3.3.0b1
Breaking Changes📦 dspyView on GitHub →
⚠ 3 breaking✨ 6 features🐛 1 fixes🔧 13 symbols
Summary
DSPy 3.3.0b1 introduces the experimental ReActV2 module and moves towards a typed, provider-neutral LM boundary contract. This release also makes NumPy optional in the base install and updates GEPA integration to 0.1.1.
⚠️ Breaking Changes
- The base `dspy` install no longer includes `numpy`. Users requiring NumPy-backed features (embeddings, KNN/KNNFewShot, SIMBA, optimizers, retrieval) must now install with `pip install "dspy[numpy]"`.
- The structure of GEPA results returned by `optimized_program.detailed_results` has changed due to GEPA 0.1.1 updates.

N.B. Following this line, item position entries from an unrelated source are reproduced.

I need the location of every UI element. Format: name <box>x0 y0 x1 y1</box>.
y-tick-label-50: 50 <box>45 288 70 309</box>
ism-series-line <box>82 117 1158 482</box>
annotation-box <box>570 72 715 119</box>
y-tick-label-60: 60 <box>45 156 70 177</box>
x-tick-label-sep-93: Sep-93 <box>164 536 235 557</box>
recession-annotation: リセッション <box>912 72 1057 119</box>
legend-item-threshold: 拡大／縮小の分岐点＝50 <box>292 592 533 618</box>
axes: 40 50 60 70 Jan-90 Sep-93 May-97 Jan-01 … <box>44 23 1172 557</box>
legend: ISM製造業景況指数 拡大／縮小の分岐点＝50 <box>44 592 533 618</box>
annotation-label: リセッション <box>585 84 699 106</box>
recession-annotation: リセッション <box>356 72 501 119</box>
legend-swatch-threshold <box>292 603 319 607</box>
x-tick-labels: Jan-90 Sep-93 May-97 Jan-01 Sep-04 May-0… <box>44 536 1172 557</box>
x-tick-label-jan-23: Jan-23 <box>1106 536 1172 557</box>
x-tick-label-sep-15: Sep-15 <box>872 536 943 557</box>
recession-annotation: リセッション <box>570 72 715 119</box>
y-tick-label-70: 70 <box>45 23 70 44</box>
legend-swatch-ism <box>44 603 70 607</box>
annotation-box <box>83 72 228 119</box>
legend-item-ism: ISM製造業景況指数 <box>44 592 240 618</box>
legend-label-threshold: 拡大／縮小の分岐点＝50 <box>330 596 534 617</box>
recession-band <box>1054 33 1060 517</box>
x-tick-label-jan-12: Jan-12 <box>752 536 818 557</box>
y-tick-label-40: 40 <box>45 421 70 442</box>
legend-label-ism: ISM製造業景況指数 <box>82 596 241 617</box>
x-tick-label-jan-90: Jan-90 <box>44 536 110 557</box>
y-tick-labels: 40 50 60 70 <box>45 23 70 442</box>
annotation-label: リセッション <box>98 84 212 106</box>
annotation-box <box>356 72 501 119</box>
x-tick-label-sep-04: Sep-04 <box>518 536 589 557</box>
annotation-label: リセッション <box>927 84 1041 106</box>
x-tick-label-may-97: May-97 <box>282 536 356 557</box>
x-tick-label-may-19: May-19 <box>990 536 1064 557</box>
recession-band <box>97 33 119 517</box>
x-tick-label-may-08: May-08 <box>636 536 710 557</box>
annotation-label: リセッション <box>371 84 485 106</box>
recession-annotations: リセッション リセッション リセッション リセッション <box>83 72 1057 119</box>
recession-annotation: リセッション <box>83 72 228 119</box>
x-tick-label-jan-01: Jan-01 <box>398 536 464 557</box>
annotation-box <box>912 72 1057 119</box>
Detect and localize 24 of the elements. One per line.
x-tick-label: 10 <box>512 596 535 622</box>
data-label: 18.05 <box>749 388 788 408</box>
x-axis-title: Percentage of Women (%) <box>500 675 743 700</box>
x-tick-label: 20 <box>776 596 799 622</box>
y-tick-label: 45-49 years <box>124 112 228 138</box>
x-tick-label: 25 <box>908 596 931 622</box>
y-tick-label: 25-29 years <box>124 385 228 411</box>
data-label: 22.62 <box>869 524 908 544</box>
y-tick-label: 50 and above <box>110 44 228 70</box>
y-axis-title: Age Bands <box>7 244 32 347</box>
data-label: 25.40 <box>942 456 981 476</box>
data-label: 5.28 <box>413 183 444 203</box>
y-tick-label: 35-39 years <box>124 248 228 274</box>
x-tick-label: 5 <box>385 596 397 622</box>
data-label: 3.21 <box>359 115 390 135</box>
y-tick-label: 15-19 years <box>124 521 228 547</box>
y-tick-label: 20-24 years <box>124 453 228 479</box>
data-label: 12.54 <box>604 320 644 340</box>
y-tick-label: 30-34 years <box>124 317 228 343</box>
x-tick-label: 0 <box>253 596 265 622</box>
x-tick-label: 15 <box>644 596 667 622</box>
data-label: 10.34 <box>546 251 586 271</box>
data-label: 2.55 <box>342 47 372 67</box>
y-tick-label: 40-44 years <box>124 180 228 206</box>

Specifically: `DspyGEPAResult.candidates` is now a list of compiled DSPy modules (was instruction dictionaries), `DspyGEPAResult.best_candidate` returns a compiled DSPy module, `val_subscores` is now `list[dict[Any, float]]`, `per_val_instance_best_candidates` is now `dict[Any, set[int]]`, `best_outputs_valset` is now `dict[Any, list[tuple[int, Prediction]]]`, and `highest_score_achieved_per_val_task` returns a dictionary keyed by validation instance id.
- If passing custom GEPA reflection templates directly, default placeholders have changed: `<curr_instructions>`/`<inputs_outputs_feedback>` are now `<curr_param>`/`<side_info>`. Passing `reflection_prompt_template` via `gepa_kwargs` now raises a `ValueError`; use `instruction_proposer` instead.
Migration Steps
- If your code depends on NumPy features (embeddings, KNN, SIMBA, etc.), install it explicitly using `pip install "dspy[numpy]"`.
- If you inspect detailed GEPA results, update code to handle the new shapes for `DspyGEPAResult.candidates`, `DspyGEPAResult.best_candidate`, `val_subscores`, `per_val_instance_best_candidates`, `best_outputs_valset`, and `highest_score_achieved_per_val_task`.
- If you pass custom GEPA reflection templates, use `instruction_proposer` instead of passing `reflection_prompt_template` via `gepa_kwargs`.
- If you catch specific provider exceptions for LM failures, update handlers to catch `dspy.LMError` or a DSPy subclass instead.
✨ New Features
- `dspy.ReActV2` module introduced, built around native tool calling and using `dspy.History`, `dspy.Tool`, and `dspy.ToolCalls` for trajectory management.
- Support for `parallel_tool_calls` and `Multi-turn native tool call` execution model within ReActV2.
- New typed, provider-neutral LM boundary contract defined by `forward(self, request: dspy.LMRequest) -> dspy.LMResponse` for custom LM authors.
- `BaseLM` now owns shared runtime state and supports sanitized state serialization via `dump_state()` and `load_state()`.
- Callers can now catch `dspy.LMError` or narrower DSPy subclasses for LM failures instead of provider-specific exceptions.
- `dspy.RLM` now supports custom sandbox-serializable values via `SandboxSerializable` for richer object passing into RLM sandboxes.
🐛 Bug Fixes
- LiteLLM imports are now lazy, decoupling the core LM API from specific provider bridges at import time.